Coronavirus, i medici hanno paura: ” Riceviamo cento telefonate in un giorno e ci hanno lasciati soli”

Il rafforzamento della medicina territoriale è fondamentale soprattutto ora, per non madare in tilt gli ospedali. Ma la situazione raccontata dai medici di famiglia è davvero disperata.

In un momento di forte crescita dei contagi di Covid a cui si associa la crescente paure dei cittadini, è fondamentale rafforzare la medicina territoriale onde evitare la presa d’assalto di ospedali e pronto soccorso. Il Ministro della Salute Roberto Speranza aveva annunciato 230 milioni per la medicina di base ma – da quanto emerge – di risorse non ne sono arrivate. Il dottor Giandomenico Savorani, medico di base a Bologna, dichiara di sentorsi in trincea poiché non è facile contenere i pazienti a non perdere la lucidità e non correre al pronto soccorso al primo colpo di tosse. “Quando ci vuole almeno una settimana per riuscire a prenotare un tampone e tre-quattro giorni per avere il risultato, non è facile convincere le persone a non correre al pronto soccorso dove nel giro di sei-sette ore un tampone te lo fanno e se hai sintomi una Tac riesci ad averla”. Il medico spiega che chi non può permettersi di ricorrere alle strutture private e deve, dunque, ricorrere al pubblico si vede costretto ad attendere anche 7-8 giorni per avere un appuntamento e due o tre per avere il referto.

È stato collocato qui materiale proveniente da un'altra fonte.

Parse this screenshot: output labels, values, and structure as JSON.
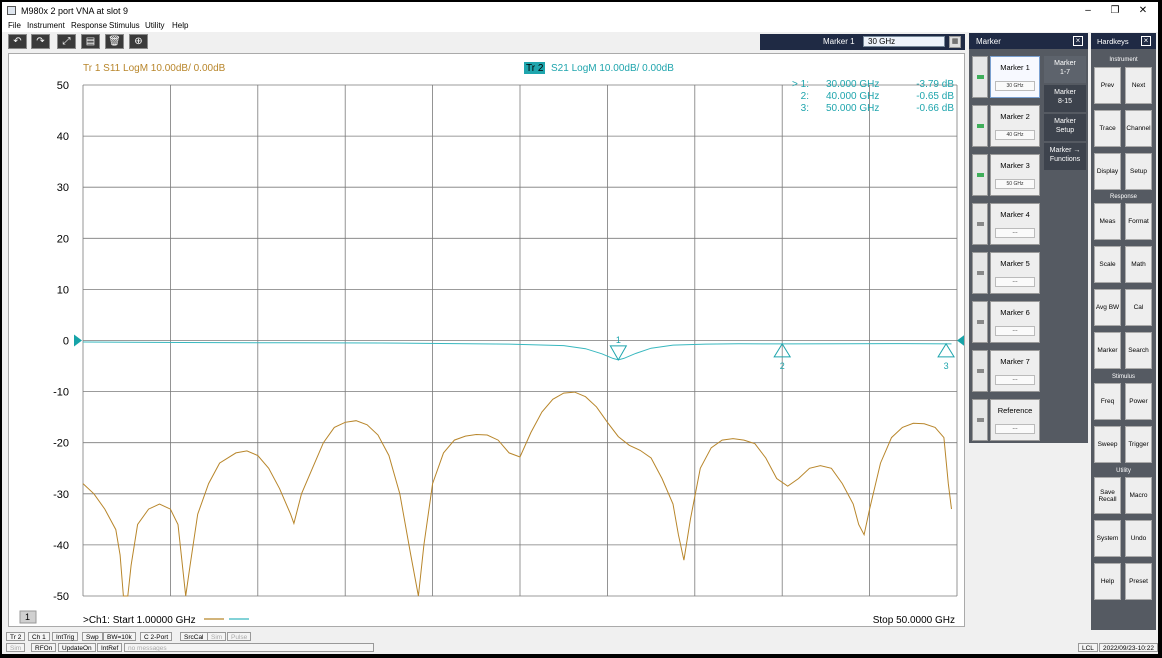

Una risposta che il dottore definisce assolutamente tardiva e che non consente neppure di effettuare un adeguato tracciamento dei contatti poiché non vige l’obbligo di quarantena nel periodo di attesa dei risultati del test. E non più confortante la situazione sul fronte vaccini antinfluenzali, importantissimi anche per evitare di confondere i sintomi dell’influenza stagionale con eventuali sintomi del Covid. Ma le dosi sono poche e – spiega il medico – “Abbiamo una richiesta enorme ma fino a fine novembre non arriveranno altre dosi. Intanto sono costretto a scegliere chi vaccinare: anziani e persone con altre patologie. Agli altri, per il momento, non posso che allargare le braccia”.

La situazione a Genova e a Milano

E cambiando città la situazione non migliora. A Genova sono da poco arrivati i test rapidi ma – come spiega il dottor Luca Pestarino, medico di base a Rivarolo, nella Val Polcevera, una delle zone maggiormente colpite del capoluogo ligure: “Li faremo solo per appuntamento alle persone che sono state già vagliate dai medici di famiglia“. Il medico spiega che ogni giorno riceve tra le 50 e le 100 telefonate: c’è la folle corsa al tampone. Oltre alla paura della malattia si aggiunge la necessità di sottoporsi al test per poter far riammettere i figli a scuola o per poter tornare al lavoro. Ma purtroppo, al momento, non c’è la possibilità di farli a tutti e si deve operare una scelta. Il dottore conclude: “Siamo in trincea, facciamo l’impossibile, ma abbiamo bisogno di risorse e di una semplificazione della burocrazia che ci ruba tempo prezioso“.

Salendo in Lombardia – la Regione ancora una volta più colpita dal virus – la situazione peggiora ulteriormente. Il dottor Irven Mussi, medico di famiglia che lavora nella periferia milanese, racconta di ricevere continue telefonate ogni giorno da parte pazienti che chiedono consigli e informazioni. Persone che hanno tentato, ma senza alcun risultato, di contattare i numeri istituzionali. “Stiamo combattendo in prima linea, con qualche difesa in più rispetto a marzo, ma senza un comando sopra che ci dia indicazioni precise”. Inoltre in una città grande e densamente popolata come Milano c’è l’enorme problema del tracciamento che, al momento, si è rivelato un falllimento. I medici di base spiegano che molti pazienti si rivolgono a loro anche perché non vengono mai richiamati per fare il tampone di guarigione. Tracciare e isolare tutti i casi positivi in queste condizioni sembra impossibile. E il dottor Mussi conclude: “Nelle periferie, dobbiamo tracciare e isolare. Solo chi ha una mega casa può isolarsi come Briatore con la Santanchè, ma tutti gli altri spesso vivono in tanti in due stanze con un bagno solo. Servirebbe avere fin da subito gli hotel per isolare i positivi, ma al momento non ci sono ancora”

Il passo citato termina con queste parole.